Уорли так и сделал: прикрыл глаза и вообразил себе это превращение. Забавы ради он пустился в подсчеты годового числа гостей, седел барашков, бараньих ног, черепах, нырков, бутылок шампанского и пирамид из парниковых фруктов, прошедших через эту комнату за последние сорок лет.

Даже и сейчас — разве не сказала ему на днях одна из племянниц старой Эвелины, одновременно подтрунивая над нею и ужасаясь своего признания, что старая дама, угасающая от размягчения мозга, все еще мнит себя первой хозяйкой Нью-Йорка, все еще рассылает приглашения (которые, конечно, не доставляют по адресу), все еще заказывает черепаховое филе, шампанское и орхидеи и всякий вечер в диадеме, криво сидящей поверх иссиня-черного парика, спускается в большие, уставленные мебелью в чехлах гостиные, чтобы принимать вереницы воображаемых гостей?

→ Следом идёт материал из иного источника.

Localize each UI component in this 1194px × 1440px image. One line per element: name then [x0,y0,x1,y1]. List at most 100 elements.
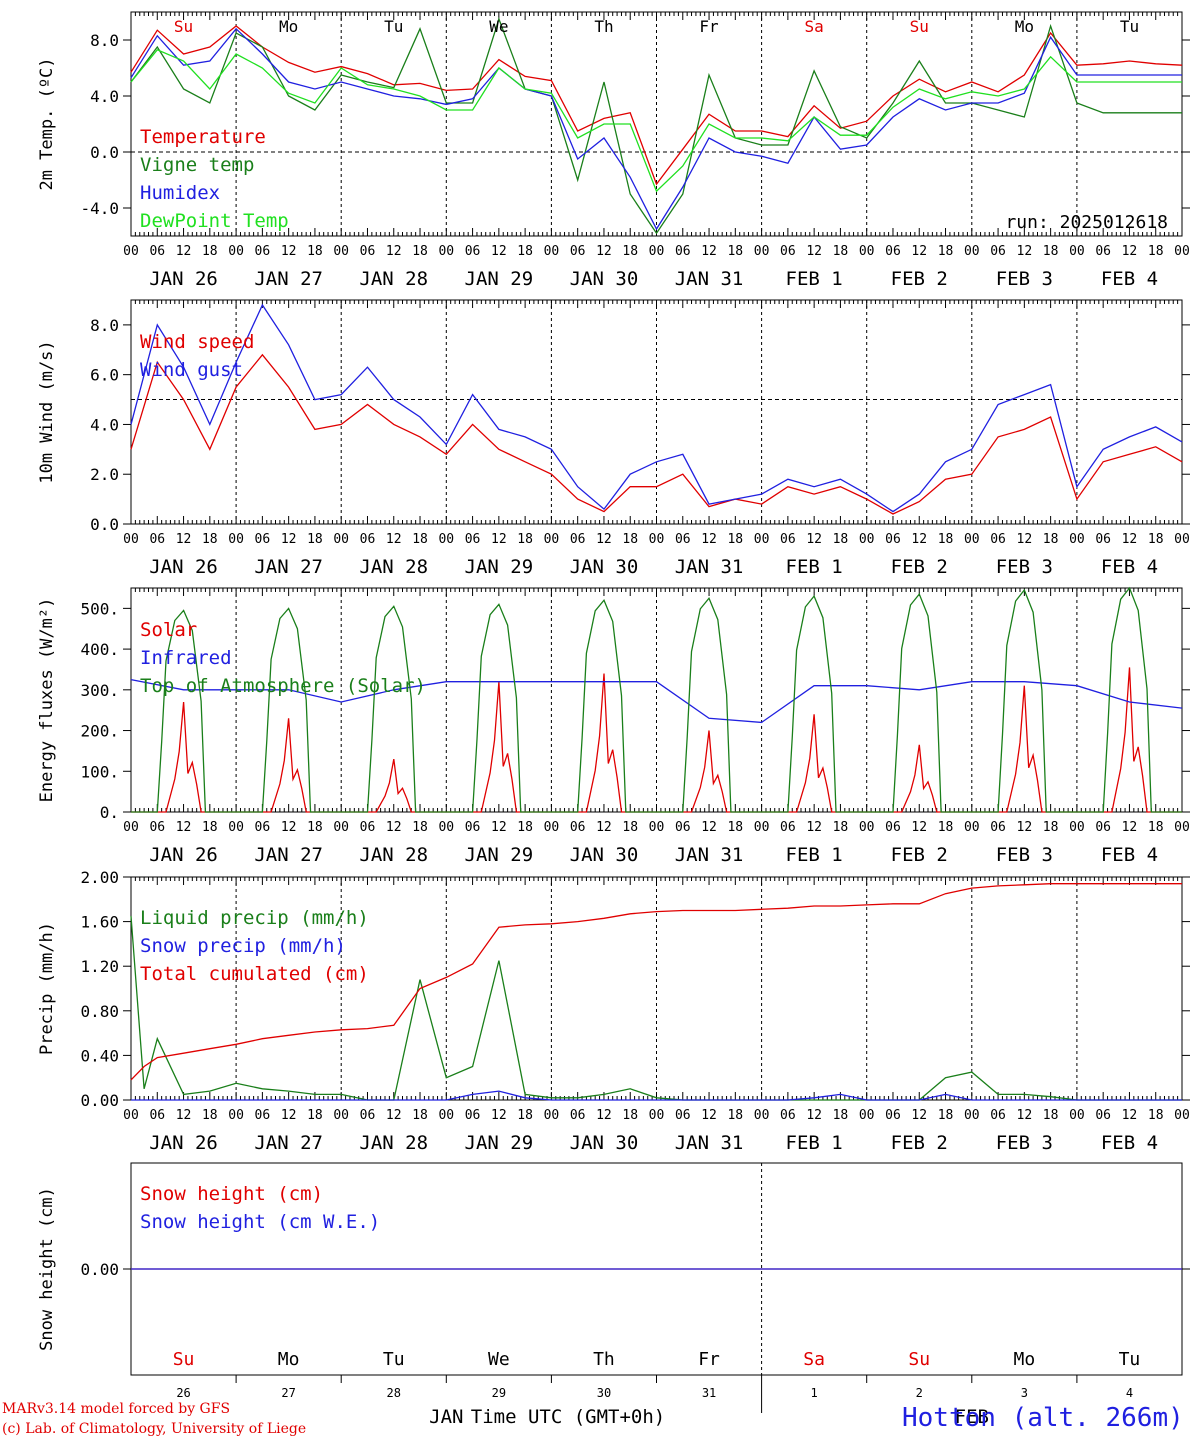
hour-tick-label: 06 [149,244,165,259]
hour-tick-label: 12 [596,244,612,259]
hour-tick-label: 18 [1148,244,1164,259]
hour-tick-label: 12 [1017,244,1033,259]
weekday-label: Fr [699,17,719,36]
hour-tick-label: 06 [570,820,586,835]
hour-tick-label: 12 [176,820,192,835]
weekday-label: Su [910,17,929,36]
hour-tick-label: 18 [833,244,849,259]
date-label: JAN 30 [570,556,639,578]
date-label: FEB 3 [996,1132,1053,1154]
hour-tick-label: 12 [491,532,507,547]
y-axis-label: Snow height (cm) [37,1187,57,1351]
hour-tick-label: 00 [123,532,139,547]
date-label: FEB 2 [891,268,948,290]
hour-tick-label: 06 [675,244,691,259]
hour-tick-label: 00 [649,820,665,835]
model-credit: MARv3.14 model forced by GFS [2,1401,231,1417]
hour-tick-label: 12 [281,1108,297,1123]
hour-tick-label: 12 [596,532,612,547]
y-tick-label: 200. [80,722,119,741]
series-line-total-cumulated-cm- [130,883,1182,1081]
date-label: JAN 29 [465,1132,534,1154]
hour-tick-label: 18 [1043,820,1059,835]
legend-entry: Infrared [140,647,232,669]
legend-entry: Solar [140,619,197,641]
hour-tick-label: 00 [544,1108,560,1123]
hour-tick-label: 12 [1017,1108,1033,1123]
hour-tick-label: 12 [176,532,192,547]
hour-tick-label: 18 [1148,820,1164,835]
hour-tick-label: 18 [938,1108,954,1123]
hour-tick-label: 12 [806,244,822,259]
hour-tick-label: 00 [649,532,665,547]
y-tick-label: 0.0 [90,515,119,534]
y-tick-label: 1.20 [80,957,119,976]
date-label: FEB 4 [1101,556,1158,578]
date-label: JAN 31 [675,844,744,866]
hour-tick-label: 12 [386,1108,402,1123]
hour-tick-label: 06 [885,1108,901,1123]
y-axis-label: Energy fluxes (W/m²) [37,598,57,803]
hour-tick-label: 12 [1017,532,1033,547]
series-line-top-of-atmosphere-solar- [131,586,1182,813]
hour-tick-label: 06 [780,1108,796,1123]
hour-tick-label: 12 [911,244,927,259]
hour-tick-label: 00 [123,244,139,259]
hour-tick-label: 18 [1148,1108,1164,1123]
hour-tick-label: 18 [307,820,323,835]
hour-tick-label: 06 [360,244,376,259]
hour-tick-label: 06 [149,532,165,547]
weekday-label: Sa [803,1349,825,1370]
y-tick-label: 8.0 [90,316,119,335]
hour-tick-label: 12 [176,1108,192,1123]
panel-frame [130,587,1183,813]
y-tick-label: 6.0 [90,366,119,385]
hour-tick-label: 18 [833,1108,849,1123]
hour-tick-label: 06 [885,532,901,547]
legend-entry: Wind speed [140,331,254,353]
day-number-label: 3 [1021,1386,1028,1400]
weekday-label: Th [593,1349,615,1370]
date-label: JAN 29 [465,844,534,866]
run-annotation: run: 2025012618 [1005,212,1168,233]
hour-tick-label: 00 [228,532,244,547]
hour-tick-label: 12 [806,532,822,547]
hour-tick-label: 06 [570,244,586,259]
hour-tick-label: 12 [701,244,717,259]
date-label: JAN 27 [254,556,323,578]
date-label: JAN 27 [254,1132,323,1154]
hour-tick-label: 00 [1174,820,1190,835]
hour-tick-label: 00 [1069,1108,1085,1123]
hour-tick-label: 00 [859,820,875,835]
panel-4 [123,876,1190,1101]
hour-tick-label: 00 [438,820,454,835]
hour-tick-label: 12 [1122,820,1138,835]
hour-tick-label: 06 [1095,820,1111,835]
date-label: FEB 1 [786,556,843,578]
hour-tick-label: 12 [491,244,507,259]
series-line-wind-gust [130,303,1183,513]
date-label: JAN 26 [149,556,218,578]
date-label: JAN 30 [570,844,639,866]
hour-tick-label: 00 [333,820,349,835]
hour-tick-label: 06 [675,532,691,547]
weekday-label: Tu [384,17,403,36]
hour-tick-label: 06 [255,820,271,835]
date-label: JAN 27 [254,844,323,866]
y-tick-label: 0.0 [90,143,119,162]
hour-tick-label: 12 [911,532,927,547]
legend-entry: DewPoint Temp [140,210,289,232]
hour-tick-label: 00 [1174,244,1190,259]
hour-tick-label: 00 [1069,532,1085,547]
month-label: FEB [955,1406,989,1428]
date-label: JAN 26 [149,1132,218,1154]
hour-tick-label: 18 [517,1108,533,1123]
hour-tick-label: 00 [228,1108,244,1123]
hour-tick-label: 18 [412,244,428,259]
hour-tick-label: 18 [938,532,954,547]
hour-tick-label: 00 [438,532,454,547]
hour-tick-label: 00 [438,244,454,259]
hour-tick-label: 06 [465,244,481,259]
hour-tick-label: 12 [1122,1108,1138,1123]
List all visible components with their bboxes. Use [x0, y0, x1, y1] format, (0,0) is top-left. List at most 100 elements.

Вздор, разумеется, макаберные шутки сумасбродной Нелли Пирс, всегда любившей подтрунивать над своей тетушкой… Однако Уорли не удержался от улыбки, представив себе, как скучные, однообразные обеды все еще продолжают происходить в затуманенном сознании Эвелины. «Бедная старуха!» — подумал он. А ведь по-своему она права. Зачем, спрашивается, и в самом деле прекращаться этому устоявшемуся типу развлечения? Действо это совершалось настолько на один лад, настолько никогда не менялось, что не так уж трудно вообразить, как в усталом мозгу хозяйки все обеды, которые она дала за свою жизнь, слились в одну гигантскую пирамиду яств и напитков, а одни и те же сонные лица, неизменно одни и те же, склоняются над теми же золотыми приборами.